Chinese officials said yesterday that private milk-collecting stations were likely at fault for a rapidly unfolding scandal over tainted infant formula that has left two babies dead and as many as 1,253 ill.
The New Zealand partner to the Chinese company Sanlu at the center of the storm went further, saying the contamination amounted to sabotage.
All 19 people detained so far in a nationwide probe into how the chemical melamine came to contaminate the formula are from the stations, which pick up milk from dairy farmers, the China Daily said.

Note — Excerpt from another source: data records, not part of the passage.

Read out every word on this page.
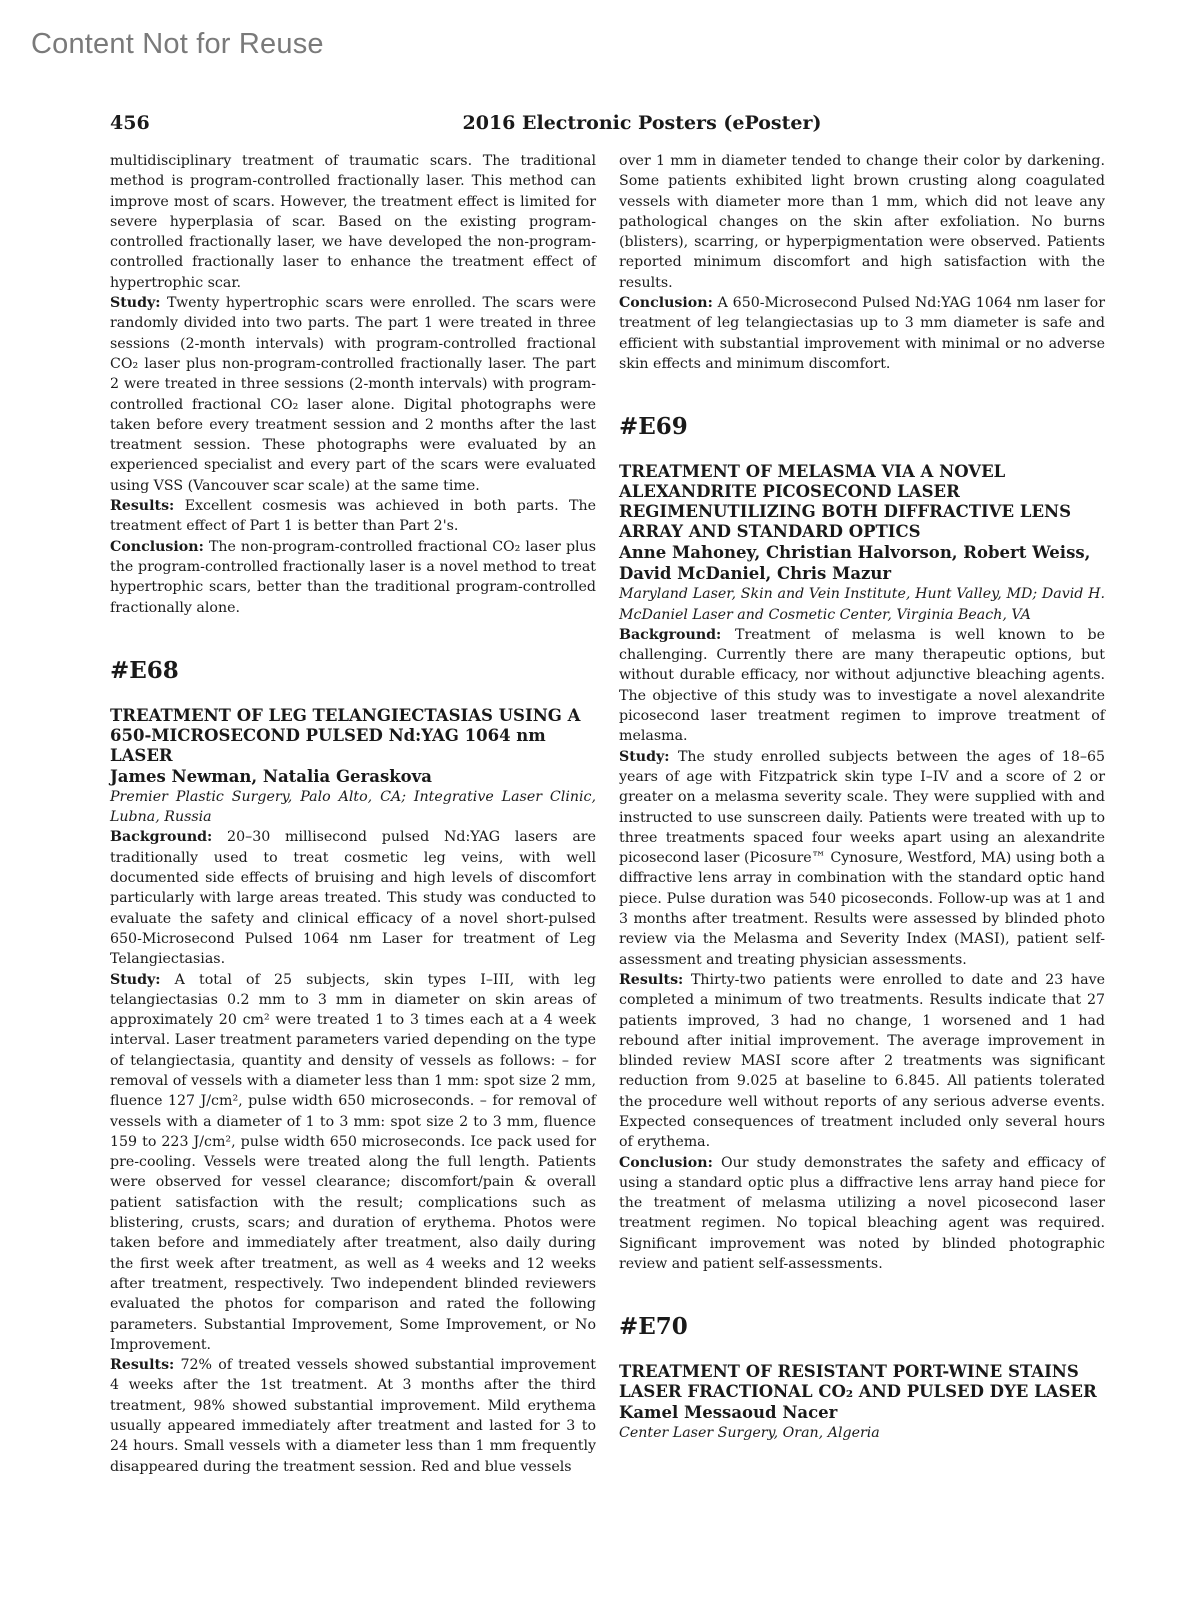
Content Not for Reuse
456	2016 Electronic Posters (ePoster)

multidisciplinary treatment of traumatic scars. The traditional method is program-controlled fractionally laser. This method can improve most of scars. However, the treatment effect is limited for severe hyperplasia of scar. Based on the existing program-controlled fractionally laser, we have developed the non-program-controlled fractionally laser to enhance the treatment effect of hypertrophic scar.

Study: Twenty hypertrophic scars were enrolled. The scars were randomly divided into two parts. The part 1 were treated in three sessions (2-month intervals) with program-controlled fractional CO₂ laser plus non-program-controlled fractionally laser. The part 2 were treated in three sessions (2-month intervals) with program-controlled fractional CO₂ laser alone. Digital photographs were taken before every treatment session and 2 months after the last treatment session. These photographs were evaluated by an experienced specialist and every part of the scars were evaluated using VSS (Vancouver scar scale) at the same time.

Results: Excellent cosmesis was achieved in both parts. The treatment effect of Part 1 is better than Part 2's.

Conclusion: The non-program-controlled fractional CO₂ laser plus the program-controlled fractionally laser is a novel method to treat hypertrophic scars, better than the traditional program-controlled fractionally alone.

#E68
TREATMENT OF LEG TELANGIECTASIAS USING A 650-MICROSECOND PULSED Nd:YAG 1064 nm LASER
James Newman, Natalia Geraskova

Premier Plastic Surgery, Palo Alto, CA; Integrative Laser Clinic, Lubna, Russia

Background: 20–30 millisecond pulsed Nd:YAG lasers are traditionally used to treat cosmetic leg veins, with well documented side effects of bruising and high levels of discomfort particularly with large areas treated. This study was conducted to evaluate the safety and clinical efficacy of a novel short-pulsed 650-Microsecond Pulsed 1064 nm Laser for treatment of Leg Telangiectasias.

Study: A total of 25 subjects, skin types I–III, with leg telangiectasias 0.2 mm to 3 mm in diameter on skin areas of approximately 20 cm² were treated 1 to 3 times each at a 4 week interval. Laser treatment parameters varied depending on the type of telangiectasia, quantity and density of vessels as follows: – for removal of vessels with a diameter less than 1 mm: spot size 2 mm, fluence 127 J/cm², pulse width 650 microseconds. – for removal of vessels with a diameter of 1 to 3 mm: spot size 2 to 3 mm, fluence 159 to 223 J/cm², pulse width 650 microseconds. Ice pack used for pre-cooling. Vessels were treated along the full length. Patients were observed for vessel clearance; discomfort/pain & overall patient satisfaction with the result; complications such as blistering, crusts, scars; and duration of erythema. Photos were taken before and immediately after treatment, also daily during the first week after treatment, as well as 4 weeks and 12 weeks after treatment, respectively. Two independent blinded reviewers evaluated the photos for comparison and rated the following parameters. Substantial Improvement, Some Improvement, or No Improvement.

Results: 72% of treated vessels showed substantial improvement 4 weeks after the 1st treatment. At 3 months after the third treatment, 98% showed substantial improvement. Mild erythema usually appeared immediately after treatment and lasted for 3 to 24 hours. Small vessels with a diameter less than 1 mm frequently disappeared during the treatment session. Red and blue vessels

over 1 mm in diameter tended to change their color by darkening. Some patients exhibited light brown crusting along coagulated vessels with diameter more than 1 mm, which did not leave any pathological changes on the skin after exfoliation. No burns (blisters), scarring, or hyperpigmentation were observed. Patients reported minimum discomfort and high satisfaction with the results.

Conclusion: A 650-Microsecond Pulsed Nd:YAG 1064 nm laser for treatment of leg telangiectasias up to 3 mm diameter is safe and efficient with substantial improvement with minimal or no adverse skin effects and minimum discomfort.

#E69
TREATMENT OF MELASMA VIA A NOVEL ALEXANDRITE PICOSECOND LASER REGIMENUTILIZING BOTH DIFFRACTIVE LENS ARRAY AND STANDARD OPTICS
Anne Mahoney, Christian Halvorson, Robert Weiss, David McDaniel, Chris Mazur

Maryland Laser, Skin and Vein Institute, Hunt Valley, MD; David H. McDaniel Laser and Cosmetic Center, Virginia Beach, VA

Background: Treatment of melasma is well known to be challenging. Currently there are many therapeutic options, but without durable efficacy, nor without adjunctive bleaching agents. The objective of this study was to investigate a novel alexandrite picosecond laser treatment regimen to improve treatment of melasma.

Study: The study enrolled subjects between the ages of 18–65 years of age with Fitzpatrick skin type I–IV and a score of 2 or greater on a melasma severity scale. They were supplied with and instructed to use sunscreen daily. Patients were treated with up to three treatments spaced four weeks apart using an alexandrite picosecond laser (Picosure™ Cynosure, Westford, MA) using both a diffractive lens array in combination with the standard optic hand piece. Pulse duration was 540 picoseconds. Follow-up was at 1 and 3 months after treatment. Results were assessed by blinded photo review via the Melasma and Severity Index (MASI), patient self-assessment and treating physician assessments.

Results: Thirty-two patients were enrolled to date and 23 have completed a minimum of two treatments. Results indicate that 27 patients improved, 3 had no change, 1 worsened and 1 had rebound after initial improvement. The average improvement in blinded review MASI score after 2 treatments was significant reduction from 9.025 at baseline to 6.845. All patients tolerated the procedure well without reports of any serious adverse events. Expected consequences of treatment included only several hours of erythema.

Conclusion: Our study demonstrates the safety and efficacy of using a standard optic plus a diffractive lens array hand piece for the treatment of melasma utilizing a novel picosecond laser treatment regimen. No topical bleaching agent was required. Significant improvement was noted by blinded photographic review and patient self-assessments.

#E70
TREATMENT OF RESISTANT PORT-WINE STAINS LASER FRACTIONAL CO₂ AND PULSED DYE LASER
Kamel Messaoud Nacer

Center Laser Surgery, Oran, Algeria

“It’s unlikely that dairy farmers mixed the industrial chemical melamine in fresh milk,” it quoted Li Changjiang (李長江), who heads the General Administration of Quality Supervision, Inspection and Quarantine, as saying.
This was in contrast to initial statements from Sanlu Group, which fingered dairy farmers for the contamination, the paper said.
Xinhua news agency said two brothers in Hebei Province — who are among the detained — were arrested for allegedly selling 3 tonnes of contaminated milk per day from their station.
They allegedly added melamine after Sanlu repeatedly rejected their milk for failing to meet standards, it said, citing Hebei police.
Two babies, both in Gansu Province, had now been confirmed dead after drinking the contaminated milk powder.
New Zealand dairy giant Fonterra has a 43 percent stake in Sanlu.
Fonterra chief executive Andrew Ferrier said the contamination was the result of third-party sabotage of raw milk supplied to Sanlu.
“In this case we frankly have sabotage of a product,” he said. “Our hearts go out to the parents and the infants who were affected.”
Speaking to New Zealand reporters from Singapore, he said Fonterra had known of the contamination early last month and wanted an immediate recall, but Sanlu had to abide by Chinese rules.
“We together with Sanlu have done everything that we possibly could to get the product off the shelf,” Ferrier said.
The South China Morning Post and the Sydney Morning Herald said the Central Propaganda Department in Beijing had issued instructions to local media on what were not permissible topics for publication during the Olympics.
On Aug. 14, the Herald published a translation of one of the instructions, which read: “All food safety issues, such as cancer-causing mineral water, is off-limits.”
Beijing only acted after interventions by the New Zealand government last week, as local authorities failed to act.